Longtime readers know that Dave is a big fan of MLPs. And it should come as no surprise - especially in the current oil market. After all, you’re paid a handsome distribution yield for as long as you hold the stock. Let’s take a look at one of Dave’s favorites, Alon USA Partners L.P. (NYSE: ALDW)...

Since he recommended it to Oxford Resource Explorer subscribers in June, shares of Alon USA Partners are up nearly 25%. But this MLP still has plenty of room to run. And according to Dave, fourth quarter results could be very exciting.

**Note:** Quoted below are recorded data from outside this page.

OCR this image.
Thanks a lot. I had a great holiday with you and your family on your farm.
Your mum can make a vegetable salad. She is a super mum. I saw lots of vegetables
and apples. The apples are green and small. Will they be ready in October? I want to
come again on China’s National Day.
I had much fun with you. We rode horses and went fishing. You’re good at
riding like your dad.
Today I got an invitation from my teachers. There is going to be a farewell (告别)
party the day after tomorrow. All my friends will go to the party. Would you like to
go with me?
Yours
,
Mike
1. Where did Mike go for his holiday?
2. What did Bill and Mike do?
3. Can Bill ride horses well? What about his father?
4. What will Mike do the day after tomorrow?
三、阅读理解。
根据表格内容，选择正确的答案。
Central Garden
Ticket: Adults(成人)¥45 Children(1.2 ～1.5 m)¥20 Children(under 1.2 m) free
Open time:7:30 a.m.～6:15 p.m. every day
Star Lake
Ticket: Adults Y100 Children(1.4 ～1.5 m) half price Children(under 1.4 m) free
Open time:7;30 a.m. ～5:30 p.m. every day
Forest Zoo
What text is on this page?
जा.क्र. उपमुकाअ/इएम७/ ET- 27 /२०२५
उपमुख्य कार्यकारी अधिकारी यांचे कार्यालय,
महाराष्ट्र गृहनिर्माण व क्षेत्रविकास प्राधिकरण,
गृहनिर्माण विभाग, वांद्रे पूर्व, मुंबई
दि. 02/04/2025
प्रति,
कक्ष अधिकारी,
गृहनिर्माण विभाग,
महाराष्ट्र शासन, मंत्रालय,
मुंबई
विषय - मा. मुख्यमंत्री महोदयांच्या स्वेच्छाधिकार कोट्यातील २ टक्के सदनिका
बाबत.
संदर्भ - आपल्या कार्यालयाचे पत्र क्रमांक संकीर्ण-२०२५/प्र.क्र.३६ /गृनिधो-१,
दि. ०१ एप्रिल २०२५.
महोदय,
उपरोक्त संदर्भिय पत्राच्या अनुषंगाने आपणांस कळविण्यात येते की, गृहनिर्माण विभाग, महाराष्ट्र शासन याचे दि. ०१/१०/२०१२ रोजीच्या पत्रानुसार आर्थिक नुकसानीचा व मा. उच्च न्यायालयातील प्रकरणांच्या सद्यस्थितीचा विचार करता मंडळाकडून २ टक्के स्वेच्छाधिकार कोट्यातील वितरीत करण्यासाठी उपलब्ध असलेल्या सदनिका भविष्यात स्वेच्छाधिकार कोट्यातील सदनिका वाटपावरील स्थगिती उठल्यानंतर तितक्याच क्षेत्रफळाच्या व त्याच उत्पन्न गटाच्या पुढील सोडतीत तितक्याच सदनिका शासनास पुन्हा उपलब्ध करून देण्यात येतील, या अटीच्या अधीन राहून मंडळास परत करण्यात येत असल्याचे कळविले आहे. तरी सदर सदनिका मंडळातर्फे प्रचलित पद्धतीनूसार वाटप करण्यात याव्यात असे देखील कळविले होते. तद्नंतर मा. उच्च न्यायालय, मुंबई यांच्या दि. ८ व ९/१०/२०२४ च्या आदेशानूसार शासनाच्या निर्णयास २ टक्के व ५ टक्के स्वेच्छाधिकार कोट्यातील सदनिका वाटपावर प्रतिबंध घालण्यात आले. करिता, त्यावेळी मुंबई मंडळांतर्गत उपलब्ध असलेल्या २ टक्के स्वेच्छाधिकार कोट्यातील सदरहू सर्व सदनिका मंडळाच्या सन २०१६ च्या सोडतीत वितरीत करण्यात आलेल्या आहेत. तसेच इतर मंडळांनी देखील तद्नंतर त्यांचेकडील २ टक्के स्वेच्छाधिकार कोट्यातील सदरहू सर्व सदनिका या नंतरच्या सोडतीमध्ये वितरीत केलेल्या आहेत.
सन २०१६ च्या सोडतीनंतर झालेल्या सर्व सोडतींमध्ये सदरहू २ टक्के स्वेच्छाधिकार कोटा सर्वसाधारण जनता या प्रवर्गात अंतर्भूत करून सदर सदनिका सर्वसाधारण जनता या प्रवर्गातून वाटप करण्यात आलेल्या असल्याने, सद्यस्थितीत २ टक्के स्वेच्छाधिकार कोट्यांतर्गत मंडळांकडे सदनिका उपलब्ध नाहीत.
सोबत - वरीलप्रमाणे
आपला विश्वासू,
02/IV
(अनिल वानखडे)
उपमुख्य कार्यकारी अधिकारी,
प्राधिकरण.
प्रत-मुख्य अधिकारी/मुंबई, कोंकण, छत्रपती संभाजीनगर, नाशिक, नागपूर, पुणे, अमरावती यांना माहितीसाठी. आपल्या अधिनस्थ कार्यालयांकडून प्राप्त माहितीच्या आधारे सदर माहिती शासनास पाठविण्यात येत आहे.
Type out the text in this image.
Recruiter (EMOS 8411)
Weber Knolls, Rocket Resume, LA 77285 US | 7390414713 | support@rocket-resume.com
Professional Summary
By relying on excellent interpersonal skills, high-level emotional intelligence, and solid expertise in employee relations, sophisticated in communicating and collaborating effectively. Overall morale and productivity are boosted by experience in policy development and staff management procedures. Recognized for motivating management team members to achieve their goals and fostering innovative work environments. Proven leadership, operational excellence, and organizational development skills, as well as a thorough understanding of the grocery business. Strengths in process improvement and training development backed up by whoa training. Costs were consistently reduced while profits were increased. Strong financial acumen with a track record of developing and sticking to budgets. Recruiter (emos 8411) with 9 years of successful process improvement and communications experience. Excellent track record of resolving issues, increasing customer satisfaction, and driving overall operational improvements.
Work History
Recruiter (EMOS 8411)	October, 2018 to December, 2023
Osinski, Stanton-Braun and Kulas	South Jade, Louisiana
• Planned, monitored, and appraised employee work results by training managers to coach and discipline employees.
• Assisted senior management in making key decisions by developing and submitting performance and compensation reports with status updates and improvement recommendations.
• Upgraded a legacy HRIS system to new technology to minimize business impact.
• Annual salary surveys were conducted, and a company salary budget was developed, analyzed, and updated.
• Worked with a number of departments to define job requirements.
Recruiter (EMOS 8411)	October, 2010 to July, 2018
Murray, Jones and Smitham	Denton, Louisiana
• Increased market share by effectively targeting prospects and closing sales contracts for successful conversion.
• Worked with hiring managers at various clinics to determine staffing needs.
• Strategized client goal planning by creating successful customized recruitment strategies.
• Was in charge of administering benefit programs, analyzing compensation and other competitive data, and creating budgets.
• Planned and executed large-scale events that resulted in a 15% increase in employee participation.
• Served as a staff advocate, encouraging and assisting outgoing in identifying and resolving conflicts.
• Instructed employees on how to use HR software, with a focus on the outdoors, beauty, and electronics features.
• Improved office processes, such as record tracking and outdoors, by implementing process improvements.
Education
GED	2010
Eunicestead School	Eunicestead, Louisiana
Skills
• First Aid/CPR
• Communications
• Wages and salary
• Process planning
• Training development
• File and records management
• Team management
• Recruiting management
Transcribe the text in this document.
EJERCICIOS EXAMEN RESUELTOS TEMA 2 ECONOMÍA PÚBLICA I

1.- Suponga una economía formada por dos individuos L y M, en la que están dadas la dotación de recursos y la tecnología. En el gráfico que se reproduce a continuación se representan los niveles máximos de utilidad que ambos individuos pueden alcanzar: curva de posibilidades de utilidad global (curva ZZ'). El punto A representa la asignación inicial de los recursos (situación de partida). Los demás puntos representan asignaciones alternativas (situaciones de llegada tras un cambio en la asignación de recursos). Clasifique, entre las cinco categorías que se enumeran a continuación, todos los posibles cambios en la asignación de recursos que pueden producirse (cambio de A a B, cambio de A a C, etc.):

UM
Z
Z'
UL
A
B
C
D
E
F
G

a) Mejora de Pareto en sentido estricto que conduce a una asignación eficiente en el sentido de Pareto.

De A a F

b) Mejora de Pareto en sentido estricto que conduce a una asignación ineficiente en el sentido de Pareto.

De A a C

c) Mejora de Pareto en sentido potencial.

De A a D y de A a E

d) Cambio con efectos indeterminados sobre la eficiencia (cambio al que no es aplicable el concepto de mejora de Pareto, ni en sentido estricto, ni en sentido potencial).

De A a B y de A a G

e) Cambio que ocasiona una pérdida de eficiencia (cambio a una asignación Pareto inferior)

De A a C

In the meantime, shareholders will collect a massive 15.5% yield while they wait.

In Dave's words: “It's important to understand that Alon USA Partners' distribution yield is highly variable...

“Like other MLPs, it's completely based on the partnership's distributable cash flow (DCF) in any given quarter. In the case of a pipeline MLP, DCF is fairly constant. However, refineries are subject to maintenance shutdowns and turnarounds. These types of events can have a significant effect on DCF in any given quarter.

“However, Alon USA Partners' dividend rate is relatively safe, as it completed its only scheduled turnaround of the Big Spring Refinery back in 2012. Big profits, which translate into high quarterly DCFs, look like the name of the game for the partnership for the foreseeable future.”